Lockheed Martin has entered into a $2 million settlement with the U.S. government to resolve False Claims Act claims in a whistleblower suit filed against the defense contracting giant in 2009.
According to the Justice Department, which announced the settlement in a news release today, Lockheed allegedly engaged in a bid-rigging scheme in an effort to provide support services for the National Center for Critical Information Processing and Storage at the Naval Oceanographic Major Shared Resource Center and at the John C. Stennis Space Center in Hancock County, Miss.
According to the Justice Department’s June 2009 complaint, the General Services Administration awarded the contract to handle the support services to Science Applications International Corp., which teamed with Lockheed Martin and Applied Enterprise Solutions to complete the order. SAIC was paid a total of $115 million under the contract, $2 million of which went to Lockheed Martin, which worked as a subcontractor.
The complaint says that prior to the contract being awarded, two government employees working at the Shared Resource Center, Stephen Adamec and Robert Knesel, conspired with Lockheed Martin, SAIC, AES and Dale Galloway, chief executive officer of AES, to ensure that SAIC and its team of subcontractors were awarded the contract. Adamec and Knesel allegedly shared information with SAIC before providing it to other contract bidders and chose a type of contract and put language in the solicitation to favor the SAIC team.

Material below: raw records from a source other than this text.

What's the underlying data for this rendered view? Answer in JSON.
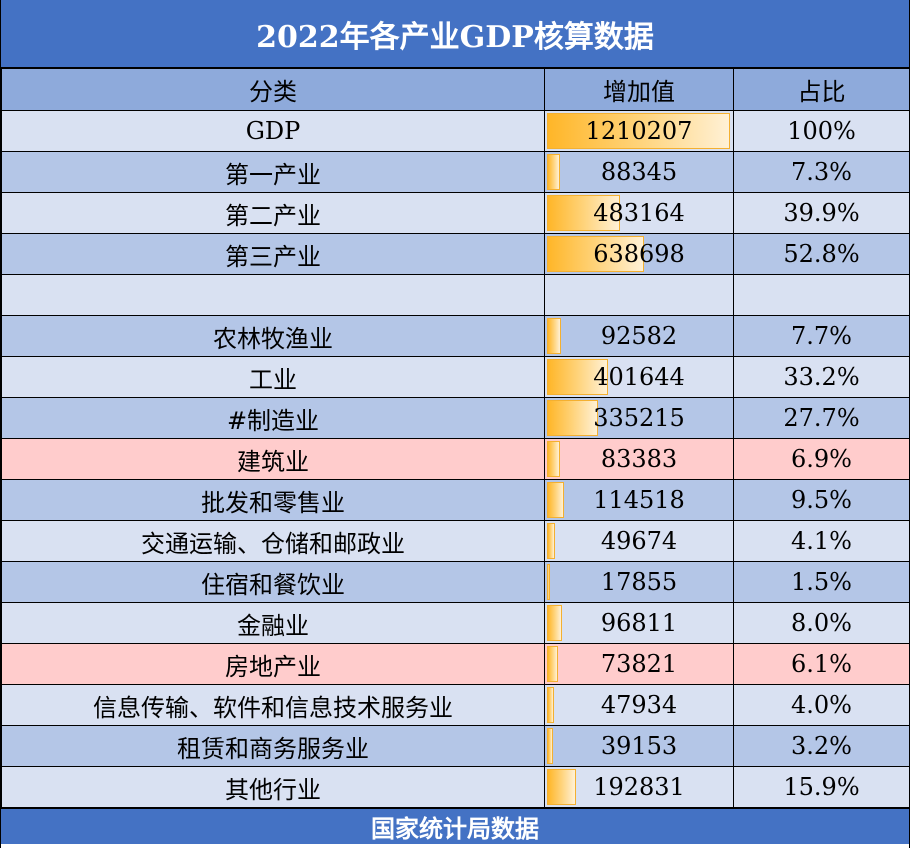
{
  "title": "2022年各产业GDP核算数据",
  "headers": {
    "category": "分类",
    "value": "增加值",
    "share": "占比"
  },
  "rows": [
    {
      "category": "GDP",
      "value": "1210207",
      "share": "100%",
      "style": "light"
    },
    {
      "category": "第一产业",
      "value": "88345",
      "share": "7.3%",
      "style": "dark"
    },
    {
      "category": "第二产业",
      "value": "483164",
      "share": "39.9%",
      "style": "light"
    },
    {
      "category": "第三产业",
      "value": "638698",
      "share": "52.8%",
      "style": "dark"
    },
    {
      "category": "",
      "value": "",
      "share": "",
      "style": "blank"
    },
    {
      "category": "农林牧渔业",
      "value": "92582",
      "share": "7.7%",
      "style": "dark"
    },
    {
      "category": "工业",
      "value": "401644",
      "share": "33.2%",
      "style": "light"
    },
    {
      "category": "#制造业",
      "value": "335215",
      "share": "27.7%",
      "style": "dark"
    },
    {
      "category": "建筑业",
      "value": "83383",
      "share": "6.9%",
      "style": "pink"
    },
    {
      "category": "批发和零售业",
      "value": "114518",
      "share": "9.5%",
      "style": "dark"
    },
    {
      "category": "交通运输、仓储和邮政业",
      "value": "49674",
      "share": "4.1%",
      "style": "light"
    },
    {
      "category": "住宿和餐饮业",
      "value": "17855",
      "share": "1.5%",
      "style": "dark"
    },
    {
      "category": "金融业",
      "value": "96811",
      "share": "8.0%",
      "style": "light"
    },
    {
      "category": "房地产业",
      "value": "73821",
      "share": "6.1%",
      "style": "pink"
    },
    {
      "category": "信息传输、软件和信息技术服务业",
      "value": "47934",
      "share": "4.0%",
      "style": "light"
    },
    {
      "category": "租赁和商务服务业",
      "value": "39153",
      "share": "3.2%",
      "style": "dark"
    },
    {
      "category": "其他行业",
      "value": "192831",
      "share": "15.9%",
      "style": "light"
    }
  ],
  "bar_max": 1210207,
  "colors": {
    "title_bg": "#4472c4",
    "header_bg": "#8eaadb",
    "row_light": "#d9e1f2",
    "row_dark": "#b4c6e7",
    "row_highlight": "#ffcccc",
    "bar": "#ffb628"
  },
  "footer": "国家统计局数据"
}
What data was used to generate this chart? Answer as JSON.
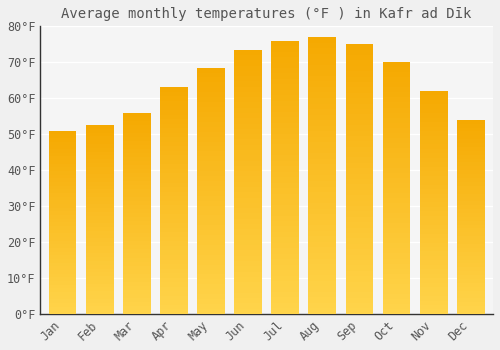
{
  "title": "Average monthly temperatures (°F ) in Kafr ad Dīk",
  "months": [
    "Jan",
    "Feb",
    "Mar",
    "Apr",
    "May",
    "Jun",
    "Jul",
    "Aug",
    "Sep",
    "Oct",
    "Nov",
    "Dec"
  ],
  "values": [
    51,
    52.5,
    56,
    63,
    68.5,
    73.5,
    76,
    77,
    75,
    70,
    62,
    54
  ],
  "bar_color_bottom": "#FFD44A",
  "bar_color_top": "#F5A800",
  "background_color": "#F0F0F0",
  "plot_bg_color": "#F5F5F5",
  "grid_color": "#FFFFFF",
  "text_color": "#555555",
  "ylim": [
    0,
    80
  ],
  "yticks": [
    0,
    10,
    20,
    30,
    40,
    50,
    60,
    70,
    80
  ],
  "ytick_labels": [
    "0°F",
    "10°F",
    "20°F",
    "30°F",
    "40°F",
    "50°F",
    "60°F",
    "70°F",
    "80°F"
  ],
  "title_fontsize": 10,
  "tick_fontsize": 8.5,
  "bar_width": 0.75
}
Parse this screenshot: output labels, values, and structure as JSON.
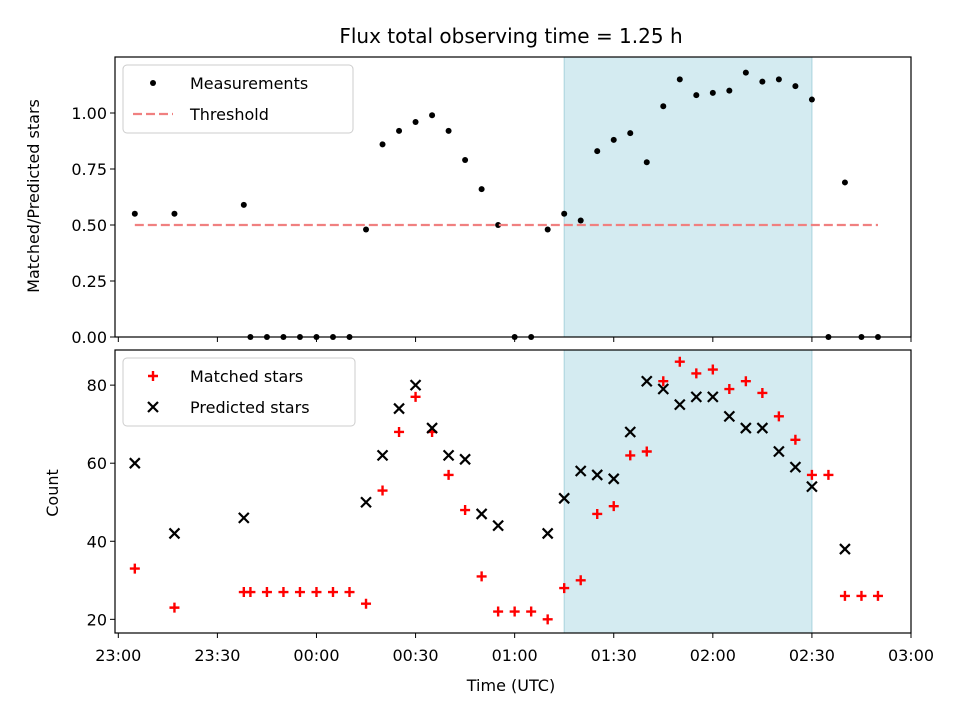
{
  "chart_data": [
    {
      "type": "scatter",
      "title": "Flux total observing time = 1.25 h",
      "ylabel": "Matched/Predicted stars",
      "xlabel": "",
      "xlim": [
        "22:59",
        "03:00"
      ],
      "ylim": [
        0,
        1.25
      ],
      "yticks": [
        "0.00",
        "0.25",
        "0.50",
        "0.75",
        "1.00"
      ],
      "legend_position": "top-left",
      "shaded_region": {
        "start": "01:15",
        "end": "02:30",
        "color": "#d4ebf1"
      },
      "series": [
        {
          "name": "Measurements",
          "color": "#000000",
          "marker": "dot",
          "points": [
            [
              "23:05",
              0.55
            ],
            [
              "23:17",
              0.55
            ],
            [
              "23:38",
              0.59
            ],
            [
              "23:40",
              0.0
            ],
            [
              "23:45",
              0.0
            ],
            [
              "23:50",
              0.0
            ],
            [
              "23:55",
              0.0
            ],
            [
              "00:00",
              0.0
            ],
            [
              "00:05",
              0.0
            ],
            [
              "00:10",
              0.0
            ],
            [
              "00:15",
              0.48
            ],
            [
              "00:20",
              0.86
            ],
            [
              "00:25",
              0.92
            ],
            [
              "00:30",
              0.96
            ],
            [
              "00:35",
              0.99
            ],
            [
              "00:40",
              0.92
            ],
            [
              "00:45",
              0.79
            ],
            [
              "00:50",
              0.66
            ],
            [
              "00:55",
              0.5
            ],
            [
              "01:00",
              0.0
            ],
            [
              "01:05",
              0.0
            ],
            [
              "01:10",
              0.48
            ],
            [
              "01:15",
              0.55
            ],
            [
              "01:20",
              0.52
            ],
            [
              "01:25",
              0.83
            ],
            [
              "01:30",
              0.88
            ],
            [
              "01:35",
              0.91
            ],
            [
              "01:40",
              0.78
            ],
            [
              "01:45",
              1.03
            ],
            [
              "01:50",
              1.15
            ],
            [
              "01:55",
              1.08
            ],
            [
              "02:00",
              1.09
            ],
            [
              "02:05",
              1.1
            ],
            [
              "02:10",
              1.18
            ],
            [
              "02:15",
              1.14
            ],
            [
              "02:20",
              1.15
            ],
            [
              "02:25",
              1.12
            ],
            [
              "02:30",
              1.06
            ],
            [
              "02:35",
              0.0
            ],
            [
              "02:40",
              0.69
            ],
            [
              "02:45",
              0.0
            ],
            [
              "02:50",
              0.0
            ]
          ]
        },
        {
          "name": "Threshold",
          "color": "#f08080",
          "line_style": "dashed",
          "points": [
            [
              "23:05",
              0.5
            ],
            [
              "02:50",
              0.5
            ]
          ]
        }
      ]
    },
    {
      "type": "scatter",
      "title": "",
      "ylabel": "Count",
      "xlabel": "Time (UTC)",
      "xlim": [
        "22:59",
        "03:00"
      ],
      "ylim": [
        16.5,
        89
      ],
      "yticks": [
        "20",
        "40",
        "60",
        "80"
      ],
      "xticks": [
        "23:00",
        "23:30",
        "00:00",
        "00:30",
        "01:00",
        "01:30",
        "02:00",
        "02:30",
        "03:00"
      ],
      "legend_position": "top-left",
      "shaded_region": {
        "start": "01:15",
        "end": "02:30",
        "color": "#d4ebf1"
      },
      "series": [
        {
          "name": "Matched stars",
          "color": "#ff0000",
          "marker": "plus",
          "points": [
            [
              "23:05",
              33
            ],
            [
              "23:17",
              23
            ],
            [
              "23:38",
              27
            ],
            [
              "23:40",
              27
            ],
            [
              "23:45",
              27
            ],
            [
              "23:50",
              27
            ],
            [
              "23:55",
              27
            ],
            [
              "00:00",
              27
            ],
            [
              "00:05",
              27
            ],
            [
              "00:10",
              27
            ],
            [
              "00:15",
              24
            ],
            [
              "00:20",
              53
            ],
            [
              "00:25",
              68
            ],
            [
              "00:30",
              77
            ],
            [
              "00:35",
              68
            ],
            [
              "00:40",
              57
            ],
            [
              "00:45",
              48
            ],
            [
              "00:50",
              31
            ],
            [
              "00:55",
              22
            ],
            [
              "01:00",
              22
            ],
            [
              "01:05",
              22
            ],
            [
              "01:10",
              20
            ],
            [
              "01:15",
              28
            ],
            [
              "01:20",
              30
            ],
            [
              "01:25",
              47
            ],
            [
              "01:30",
              49
            ],
            [
              "01:35",
              62
            ],
            [
              "01:40",
              63
            ],
            [
              "01:45",
              81
            ],
            [
              "01:50",
              86
            ],
            [
              "01:55",
              83
            ],
            [
              "02:00",
              84
            ],
            [
              "02:05",
              79
            ],
            [
              "02:10",
              81
            ],
            [
              "02:15",
              78
            ],
            [
              "02:20",
              72
            ],
            [
              "02:25",
              66
            ],
            [
              "02:30",
              57
            ],
            [
              "02:35",
              57
            ],
            [
              "02:40",
              26
            ],
            [
              "02:45",
              26
            ],
            [
              "02:50",
              26
            ]
          ]
        },
        {
          "name": "Predicted stars",
          "color": "#000000",
          "marker": "x",
          "points": [
            [
              "23:05",
              60
            ],
            [
              "23:17",
              42
            ],
            [
              "23:38",
              46
            ],
            [
              "00:15",
              50
            ],
            [
              "00:20",
              62
            ],
            [
              "00:25",
              74
            ],
            [
              "00:30",
              80
            ],
            [
              "00:35",
              69
            ],
            [
              "00:40",
              62
            ],
            [
              "00:45",
              61
            ],
            [
              "00:50",
              47
            ],
            [
              "00:55",
              44
            ],
            [
              "01:10",
              42
            ],
            [
              "01:15",
              51
            ],
            [
              "01:20",
              58
            ],
            [
              "01:25",
              57
            ],
            [
              "01:30",
              56
            ],
            [
              "01:35",
              68
            ],
            [
              "01:40",
              81
            ],
            [
              "01:45",
              79
            ],
            [
              "01:50",
              75
            ],
            [
              "01:55",
              77
            ],
            [
              "02:00",
              77
            ],
            [
              "02:05",
              72
            ],
            [
              "02:10",
              69
            ],
            [
              "02:15",
              69
            ],
            [
              "02:20",
              63
            ],
            [
              "02:25",
              59
            ],
            [
              "02:30",
              54
            ],
            [
              "02:40",
              38
            ]
          ]
        }
      ]
    }
  ]
}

According to the news release, Justice Department prosecutors got wind of the alleged scheme when David Magee, a computer scientist at the Stennis Space Center, filed suit against Lockheed and the other subcontractors under the federal qui tam, or whistleblower, provisions of the False Claims Act. For serving as the whistleblower, Magee will receive $560,000 as his share of the recovery.
Lockheed was represented by a team that included lawyers from Jackson, Miss.-based Watkins & Eager and Cincinnati, Ohio-based Vorys, Sater, Seymour & Pease.
The first striking thing is how fast the settlement occured after the complaint--record time for FCA. But what about the rest of the alleged FCA violators named in the suit?